A classical microscopical procedure typically involves removing a representative sample from the infected site (exfoliative cytology) which is transferred to a microscopic slide and treated with potassium hydroxide (KOH), Gram stain, or periodic acid-Schiff (PAS) stain. A sample collection was performed and sent to laboratory for cultivation and the result was positive for Candida albicans.

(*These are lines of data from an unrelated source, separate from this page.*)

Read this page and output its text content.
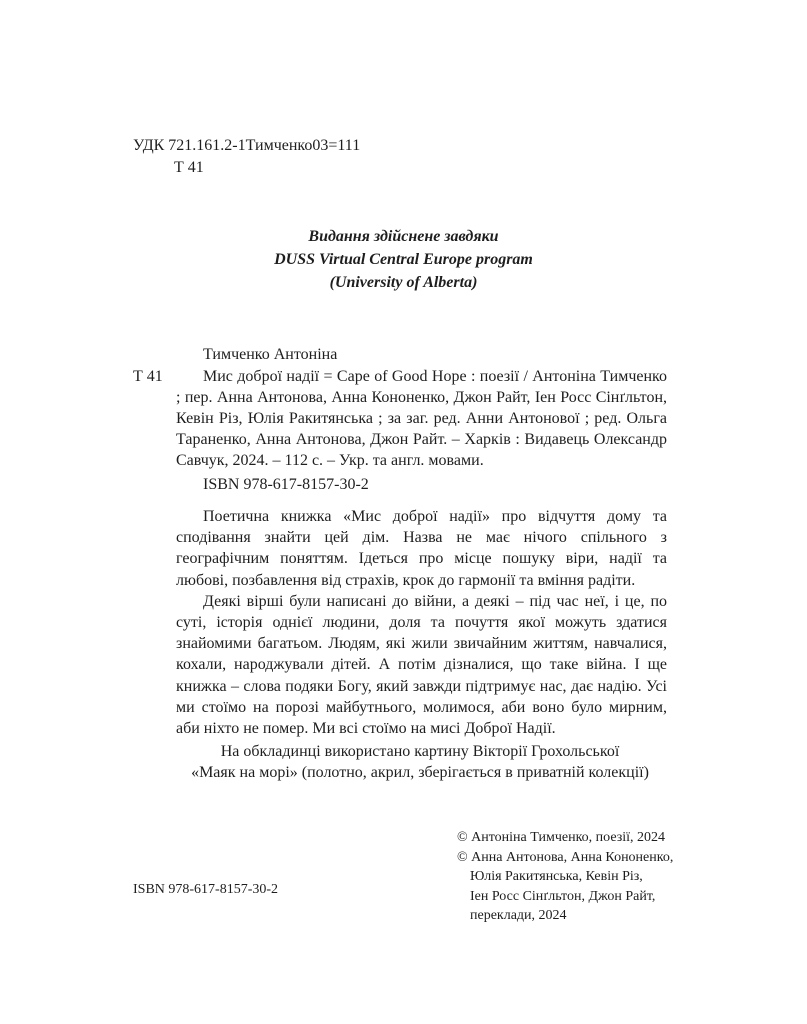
УДК 721.161.2-1Тимченко03=111
Т 41
Видання здійснене завдяки
DUSS Virtual Central Europe program
(University of Alberta)
Тимченко Антоніна
Т 41	Мис доброї надії = Cape of Good Hope : поезії / Антоніна Тимченко ; пер. Анна Антонова, Анна Кононенко, Джон Райт, Іен Росс Сінґльтон, Кевін Різ, Юлія Ракитянська ; за заг. ред. Анни Антонової ; ред. Ольга Тараненко, Анна Антонова, Джон Райт. – Харків : Видавець Олександр Савчук, 2024. – 112 с. – Укр. та англ. мовами.
ISBN 978-617-8157-30-2

Поетична книжка «Мис доброї надії» про відчуття дому та сподівання знайти цей дім. Назва не має нічого спільного з географічним поняттям. Ідеться про місце пошуку віри, надії та любові, позбавлення від страхів, крок до гармонії та вміння радіти.

Деякі вірші були написані до війни, а деякі – під час неї, і це, по суті, історія однієї людини, доля та почуття якої можуть здатися знайомими багатьом. Людям, які жили звичайним життям, навчалися, кохали, народжували дітей. А потім дізналися, що таке війна. І ще книжка – слова подяки Богу, який завжди підтримує нас, дає надію. Усі ми стоїмо на порозі майбутнього, молимося, аби воно було мирним, аби ніхто не помер. Ми всі стоїмо на мисі Доброї Надії.

На обкладинці використано картину Вікторії Грохольської
«Маяк на морі» (полотно, акрил, зберігається в приватній колекції)
© Антоніна Тимченко, поезії, 2024
© Анна Антонова, Анна Кононенко,
Юлія Ракитянська, Кевін Різ,
Іен Росс Сінґльтон, Джон Райт,
переклади, 2024
ISBN 978-617-8157-30-2
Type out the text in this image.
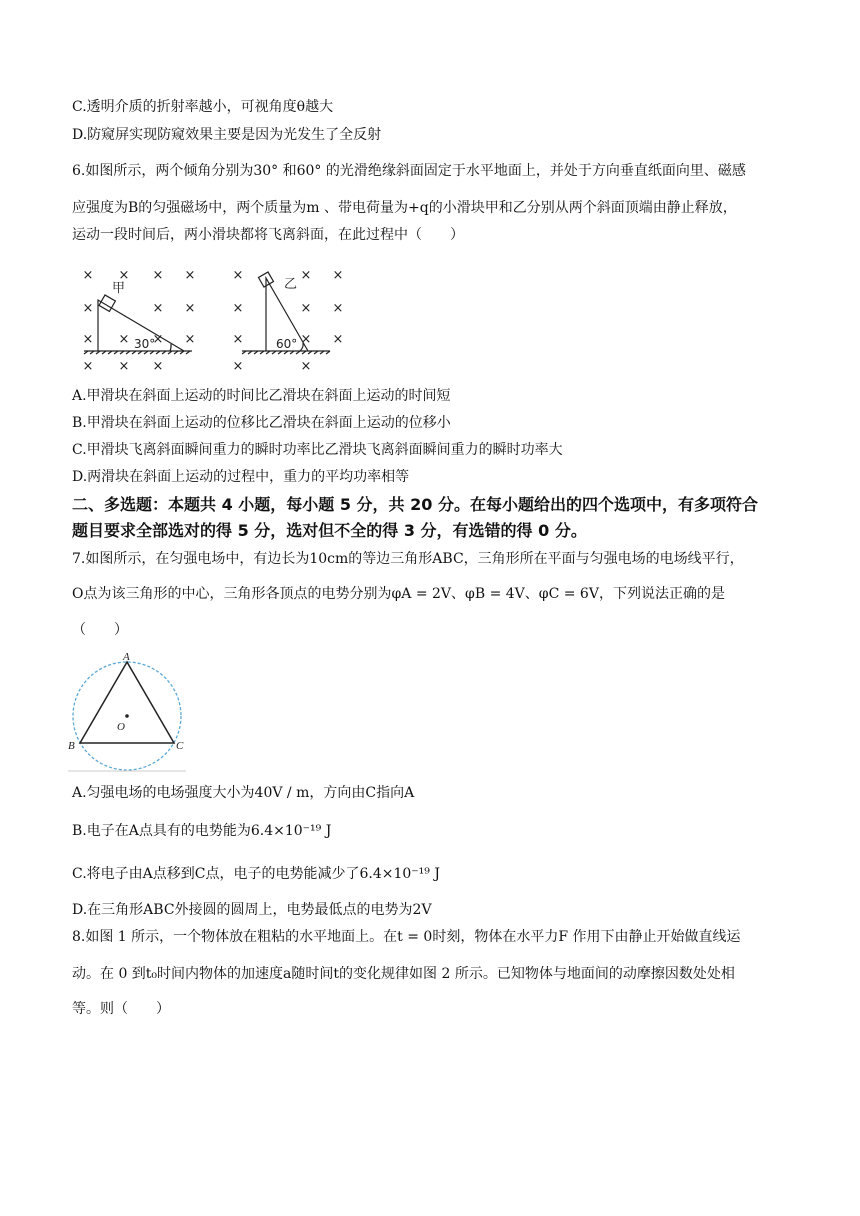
C.透明介质的折射率越小，可视角度θ越大
D.防窥屏实现防窥效果主要是因为光发生了全反射
6.如图所示，两个倾角分别为30° 和60° 的光滑绝缘斜面固定于水平地面上，并处于方向垂直纸面向里、磁感
应强度为B的匀强磁场中，两个质量为m 、带电荷量为+q的小滑块甲和乙分别从两个斜面顶端由静止释放，
运动一段时间后，两小滑块都将飞离斜面，在此过程中（　　）
× × × ×
×	× ×
× × × ×
× × ×
×	× ×
×	× ×
×	× ×
×	×
甲	乙
30°	60°
A.甲滑块在斜面上运动的时间比乙滑块在斜面上运动的时间短
B.甲滑块在斜面上运动的位移比乙滑块在斜面上运动的位移小
C.甲滑块飞离斜面瞬间重力的瞬时功率比乙滑块飞离斜面瞬间重力的瞬时功率大
D.两滑块在斜面上运动的过程中，重力的平均功率相等
二、多选题：本题共 4 小题，每小题 5 分，共 20 分。在每小题给出的四个选项中，有多项符合
题目要求全部选对的得 5 分，选对但不全的得 3 分，有选错的得 0 分。
7.如图所示，在匀强电场中，有边长为10cm的等边三角形ABC，三角形所在平面与匀强电场的电场线平行，
O点为该三角形的中心，三角形各顶点的电势分别为φA = 2V、φB = 4V、φC = 6V，下列说法正确的是
（　　）
A
B	C
O
A.匀强电场的电场强度大小为40V / m，方向由C指向A
B.电子在A点具有的电势能为6.4×10⁻¹⁹ J
C.将电子由A点移到C点，电子的电势能减少了6.4×10⁻¹⁹ J
D.在三角形ABC外接圆的圆周上，电势最低点的电势为2V
8.如图 1 所示，一个物体放在粗粘的水平地面上。在t = 0时刻，物体在水平力F 作用下由静止开始做直线运
动。在 0 到t₀时间内物体的加速度a随时间t的变化规律如图 2 所示。已知物体与地面间的动摩擦因数处处相
等。则（　　）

Then we provided simplified, direct microscopy method as comparison. In this method, the patient’s saliva was collected on the floor of the mouth. An intraoral mirror was placed horizontally beneath the tongue, in contact with mucosa. When saliva covers the mirror, it is removed from the mouth and laid on the slide (Figure 2(a)). The sample was subsequently collected with a sterile probe directly placed into the patient’s saliva (Figure 2(c)), and a cover slip was mounted. An important point to note is that the sulcus area is the optimal site to collect the sample using this method (Figure 2(b)). The practitioner should press with his or her finger on the slide to spread the sample. The sample was then analyzed under a phase contrast optical microscope (Figure 2(d)). The most interesting magnification is ×1000 as it allows nonpathogenic yeast forms to be differentiated from opportunistic hyphal forms. In pathological conditions, several hyphae are visible on each screen, mixed with oral bacteria and cells (Figure 3). Importantly, this method is valuable for determining the efficacy of treatment. The treatment consisted in 3 weeks of local treatment using antifungal agent (amphotericin B), and the modification of the prosthetic appliance for a fixed one. An other laboratory analysis by cultivation was negative. At the two years follow-up, the same procedure showed a normalization of oral flora, with absence of hyphae (Figure 4(b)), linked to a clinical improvement (Figure 4(a)).

3. Conclusion

Direct microscopy is widely used in laboratories to diagnose candidiasis. It enables an accurate diagnosis with a noninvasive and painless sampling method, particularly well-suited to young patients. A classical procedure, which involves sample collection and shipment to a laboratory, takes more time and expense. Moreover, the method presented here does not require any fixation or sample treatment. Therefore, it is a cost-effective way to examine a patient’s oral microbiota and determine any potential imbalance. Although direct microscopy is not as specific as culture, it appears to be a procedure of choice for a first-line diagnosis. Of course, a complete clinical examination remains absolutely necessary, as well as an extensive medical history, in order to study any associated general disease. Moreover, this approach requires experience in detecting yeast through microscopic observation which is not a transversal competence within clinicians. However the identification is not very difficult, and a simple, short-time formation may be sufficient. In this way, more practitioners will increasingly have access to this method; therefore, further awareness of this simple microscopic analysis will allow clinicians to make an immediate chair-side diagnosis. Furthermore, as it was the case for intraoral cameras, given the progress of microscopic devices, they can be integrated in the concept of person-centered care as an element of education and prevention to understand diagnoses and make informed treatment decisions [12]. Potential development of smartphone-based microscopes will provide easier access for clinicians to microscopy. Smartphone-based microscopes have already been in use to detect parasite [13] or obtain live-cells images [14]. This is a promising approach to perform accurate chair-side diagnosis in the future.

Ethical Approval

All procedures performed in the study involving human participants were in accordance with the ethical standards of Toulouse University and with the 1964 Helsinki declaration and its amendments.

Informed consent was obtained from all patients and their parents. All the authors gave their consent for publication.

Conflicts of Interest

The authors declare having no conflicts of interest.